Emotional and Intelligent II:
The Tangled Knot of Social Cognition

2001 AAAI Fall Symposium Series

Sea Crest Convention Center, North Falmouth, MA, November 2-4, 2001

Report for AI Magazine

by Lola Cañamero, symposium chair


Three years after the first "tangled knot" meeting in the 1998 AAAI Fall Symposium in Orlando, this symposium gathered researchers from different disciplines and backgrounds to exchange ideas about the roles of emotions in grounding inter-personal behaviors and social cognition, and to reflect on the motivations, scientific grounds, and practical consequences of our efforts to build artifacts endowed with emotional capabilities. Emotions seem to be at the very heart of what being social means. This idea, however, leads somehow to a Gordian knot: are we social because we have emotions, or do we have emotions because we are a highly social species?
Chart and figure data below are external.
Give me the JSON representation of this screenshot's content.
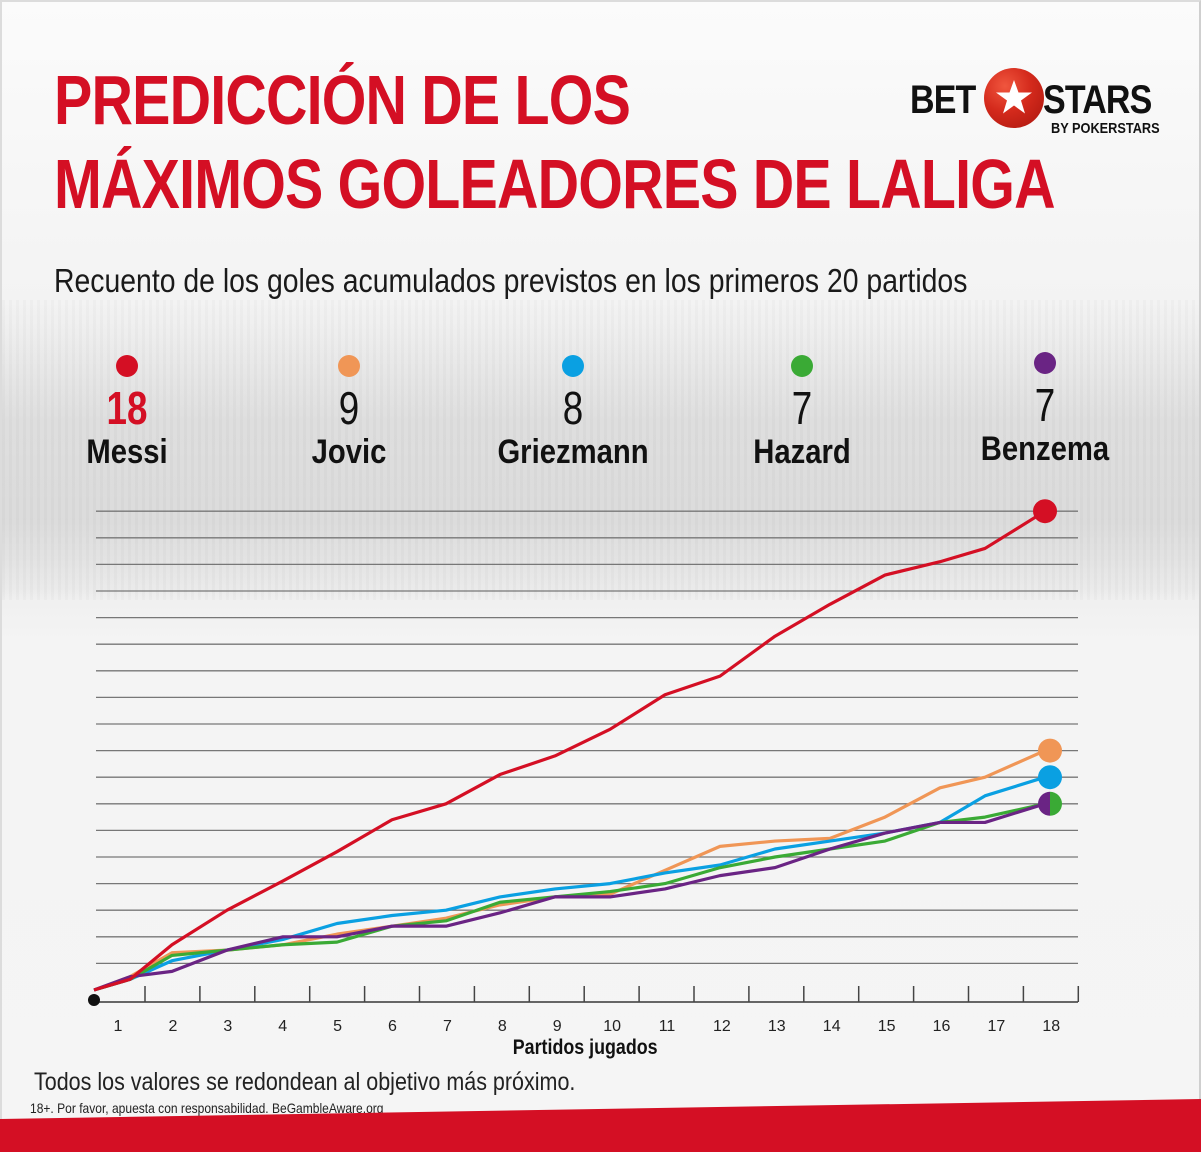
{
  "header": {
    "title_line1": "PREDICCIÓN DE LOS",
    "title_line2": "MÁXIMOS GOLEADORES DE LALIGA",
    "subtitle": "Recuento de los goles acumulados previstos en los primeros 20 partidos"
  },
  "logo": {
    "left": "BET",
    "right": "STARS",
    "byline": "BY POKERSTARS",
    "icon": "star-football-icon"
  },
  "colors": {
    "accent": "#d40f24",
    "messi": "#d40f24",
    "jovic": "#f09656",
    "griezmann": "#0aa0e2",
    "hazard": "#3aaa35",
    "benzema": "#6a2484"
  },
  "legend": [
    {
      "name": "Messi",
      "value": "18",
      "color": "#d40f24"
    },
    {
      "name": "Jovic",
      "value": "9",
      "color": "#f09656"
    },
    {
      "name": "Griezmann",
      "value": "8",
      "color": "#0aa0e2"
    },
    {
      "name": "Hazard",
      "value": "7",
      "color": "#3aaa35"
    },
    {
      "name": "Benzema",
      "value": "7",
      "color": "#6a2484"
    }
  ],
  "footer": {
    "note": "Todos los valores se redondean al objetivo más próximo.",
    "responsibility": "18+. Por favor, apuesta con responsabilidad. BeGambleAware.org"
  },
  "chart_data": {
    "type": "line",
    "title": "PREDICCIÓN DE LOS MÁXIMOS GOLEADORES DE LALIGA",
    "subtitle": "Recuento de los goles acumulados previstos en los primeros 20 partidos",
    "xlabel": "Partidos jugados",
    "ylabel": "",
    "x": [
      1,
      2,
      3,
      4,
      5,
      6,
      7,
      8,
      9,
      10,
      11,
      12,
      13,
      14,
      15,
      16,
      17,
      18
    ],
    "ylim": [
      0,
      18
    ],
    "grid": true,
    "legend_position": "top",
    "series": [
      {
        "name": "Messi",
        "color": "#d40f24",
        "values": [
          0.4,
          1.7,
          3.0,
          4.1,
          5.2,
          6.4,
          7.0,
          8.1,
          8.8,
          9.8,
          11.1,
          11.8,
          13.3,
          14.5,
          15.6,
          16.1,
          16.6,
          18
        ]
      },
      {
        "name": "Jovic",
        "color": "#f09656",
        "values": [
          0.5,
          1.4,
          1.5,
          1.7,
          2.1,
          2.4,
          2.7,
          3.2,
          3.5,
          3.6,
          4.5,
          5.4,
          5.6,
          5.7,
          6.5,
          7.6,
          8.0,
          9
        ]
      },
      {
        "name": "Griezmann",
        "color": "#0aa0e2",
        "values": [
          0.4,
          1.1,
          1.5,
          1.9,
          2.5,
          2.8,
          3.0,
          3.5,
          3.8,
          4.0,
          4.4,
          4.7,
          5.3,
          5.6,
          5.9,
          6.3,
          7.3,
          8
        ]
      },
      {
        "name": "Hazard",
        "color": "#3aaa35",
        "values": [
          0.4,
          1.3,
          1.5,
          1.7,
          1.8,
          2.4,
          2.6,
          3.3,
          3.5,
          3.7,
          4.0,
          4.6,
          5.0,
          5.3,
          5.6,
          6.3,
          6.5,
          7
        ]
      },
      {
        "name": "Benzema",
        "color": "#6a2484",
        "values": [
          0.5,
          0.7,
          1.5,
          2.0,
          2.0,
          2.4,
          2.4,
          2.9,
          3.5,
          3.5,
          3.8,
          4.3,
          4.6,
          5.3,
          5.9,
          6.3,
          6.3,
          7
        ]
      }
    ]
  }
}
Should we rather talk of "co-evolution" of emotions and sociality? Does this strong link between emotions, cognition, and sociality also apply to non-human, non-biological species, i.e. artifacts? These were some of the background questions underlying the different artifacts, models and theories presented at the symposium.

Presentations were organized around five main themes: emotion, social behavior, and learning; perceiving others' emotions, perceiving others through emotions; emotions in decision making; creating and regulating affect with/through artifacts; and emotions in social behavior and adaptation.

Five keynote speakers addressed fundamental topics in various aspects of emotion research. The psychology of emotion was represented by Andrew Ortony, who introduced "Some Thoughts about the Behavioral Concomitants of Emotions", and by Craig A. Smith, who presented his work with Leslie Kirby "On the Elicitation, Differentiation, and Organization of Emotion: Structural and Procedural Considerations"; Rosalind Picard addressed the challenging problem of "Machine Recognition of Human Emotions"; John McCarthy expressed his concerns about emotional artifacts and told us why "Robots Can Be Made with Human-like Emotions but Shouldn't Be"; and Marvin Minsky presented some of the ground-breaking ideas about emotions he has been elaborating over the last years in his (forthcoming) book "The Emotion Machine: A Model of Everyday Mental Activity."

A panel discussion with the participation of Paul Dumouchel, John McCarthy, Marvin Minsky, Rosalind Picard, and Craig Smith was held the afternoon of the second day to reflect about different aspects of "The impact of affective artifacts on our social world."

The symposium concluded with an open discussion where some big challenges and directions for future research in this area were identified. General consensus was reached about the benefits (or rather the need) of multidisciplinary efforts involving human, animal, and artificial emotion researchers. The role of artificial intelligence and robotics in these efforts was also the object of agreement in that, far from a mere implementation of psychological or biological theories about emotion, artificial models of emotions can provide unprecedented challenges and novel theoretical insights, and have us think in different ways about issues relevant to emotions and their roles in social interaction and cognition. Looking towards the future, the spread of affective artifacts in our everyday life will also force us to rethink some of the ways in which we relate socially and emotionally with humans and machines.